Altrove, altre mostre puntano su dimensioni e colori particolarmente arditi e sulla massima interattività: Rain Room, un’installazione del 2012 presso il Centro Barbican, riproduceva le sensazioni suscitate dal ritrovarsi sotto una pioggia scrosciante. Da allora, ha viaggiato in tutto il mondo ed è stata immortalata da innumerevoli visitatori.

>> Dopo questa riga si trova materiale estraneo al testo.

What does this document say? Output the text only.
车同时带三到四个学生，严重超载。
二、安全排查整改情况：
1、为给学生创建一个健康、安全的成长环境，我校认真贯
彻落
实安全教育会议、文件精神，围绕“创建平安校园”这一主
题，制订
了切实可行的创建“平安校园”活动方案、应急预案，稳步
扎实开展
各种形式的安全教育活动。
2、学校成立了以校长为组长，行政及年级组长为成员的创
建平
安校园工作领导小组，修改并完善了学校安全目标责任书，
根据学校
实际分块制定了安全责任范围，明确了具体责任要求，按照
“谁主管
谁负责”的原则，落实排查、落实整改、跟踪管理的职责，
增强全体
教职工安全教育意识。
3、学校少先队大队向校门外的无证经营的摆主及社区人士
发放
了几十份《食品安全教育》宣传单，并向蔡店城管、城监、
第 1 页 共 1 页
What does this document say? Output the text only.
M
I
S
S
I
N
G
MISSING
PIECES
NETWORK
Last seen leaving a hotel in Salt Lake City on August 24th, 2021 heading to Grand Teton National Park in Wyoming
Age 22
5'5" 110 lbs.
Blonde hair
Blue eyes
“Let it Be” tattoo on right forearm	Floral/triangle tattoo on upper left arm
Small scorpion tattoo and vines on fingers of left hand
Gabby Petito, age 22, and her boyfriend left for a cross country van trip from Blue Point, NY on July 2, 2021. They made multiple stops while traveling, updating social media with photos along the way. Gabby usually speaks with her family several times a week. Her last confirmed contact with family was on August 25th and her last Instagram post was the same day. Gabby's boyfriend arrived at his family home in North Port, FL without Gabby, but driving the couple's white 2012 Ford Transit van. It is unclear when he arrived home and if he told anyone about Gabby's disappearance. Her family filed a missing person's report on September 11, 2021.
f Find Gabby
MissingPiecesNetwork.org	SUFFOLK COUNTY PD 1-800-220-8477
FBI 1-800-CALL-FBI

A Venezia, le grandi mani dello scultore Lorenzo Quinn, che emergono dal Canal Grande per sorreggere un edificio, sono diventate l’immagine più fotografata dai turisti sui vaporetti: chissà quanti di loro sanno, però, che l’opera intende richiamare l’attenzione sul cambiamento climatico e la minaccia che esso implica per la città lagunare.

foto Venice hands laguna

La miglior esemplificazione dell’impatto dell’attuale nuova generazione di fotografi online è forse la mostra dell’artista giapponese Yayoi Kusama, allestita a Los Angeles nel 2017. I biglietti sono andati esauriti nel giro di un’ora e, benché fossero esposti anche dipinti e oggetti di design realizzati da Kusama, ad attirare le folle sono state soprattutto le sue “mirror room”. Un visitatore in particolare, nel tentativo di catturare un’immagine fuori dal comune, ha finito per danneggiare l’installazione; di conseguenza, è stato prontamente introdotto un limite di 30 secondi per sostare in ciascuno spazio. Il grande successo delle opere, piene di luci caleidoscopiche e di specchi in una successione apparentemente infinita, che ben si prestano a fare da scenografia agli autoscatti, ha innescato il dibattito sulle attuali modalità di fruizione dell’arte: la stiamo utilizzando semplicemente per promuovere la nostra immagine?

foto Mirror room Kusama

Parchi di divertimento come Dreamland, a Margate, in Inghilterra, sono stati creati per permettere ai fruitori di passare una giornata intera scattando foto: i cartelli che un tempo ammonivano “divieto di fotografare” sono sempre più spesso sostituiti da altri che invece invitano a catturare immagini, aggiungendo, per sicurezza, anche gli hashtag giusti.

foto dreamland margate

La tendenza a documentare online tutto ciò che vediamo ha spinto alcuni architetti a modulare di conseguenza le dimensioni di scala e a giocare con le forme delle loro opere, allo scopo di richiamare l’attenzione. Ne è un esempio lampante il Bjarke Ingels Group (BIG) – studio di architettura – che ha progettato un hotel con una pista da sci sul tetto, edifici che sembrano danzare insieme e un teatro le cui linee ricordano un cravattino da sera. Lo stesso gruppo, di recente, ha creato un palazzo a imitazione di una gigantesca costruzione di mattoncini Lego. In architettura, la tendenza è ottenere forme sempre più stupefacenti: un gioco che riesce benissimo a BIG, e ora anche altri studi, meno famosi, stanno seguendo la stessa strada.

foto lego house BIG

Quale impatto ha tutto ciò sull’innovazione nel design? Più ci affidiamo ai nostri smartphone, più la nostra capacità di concentrazione sembra diminuire ed è per questo che i negozi e gli spazi che visitiamo sono costretti a moltiplicare e alimentare continuamente l’offerta di nuove esperienze da farci vivere attraverso i nostri dispositivi, modificando continuamente le estetiche. Vero è, però, che in queste infinite proposte c’è il rischio di confondere un luogo con l’altro, interpretando ciò che ci circonda come un semplice sfondo per il nostro album fotografico personale. Oggi anche noi, costantemente impegnati a trafficare con i filtri delle nostre applicazioni, sembriamo non attribuire la dovuta importanza alla bellezza che ci circonda.

Ma se guardiamo tutto attraverso uno schermo, non rischia di sfuggirci il quadro generale? Cosa ne pensate?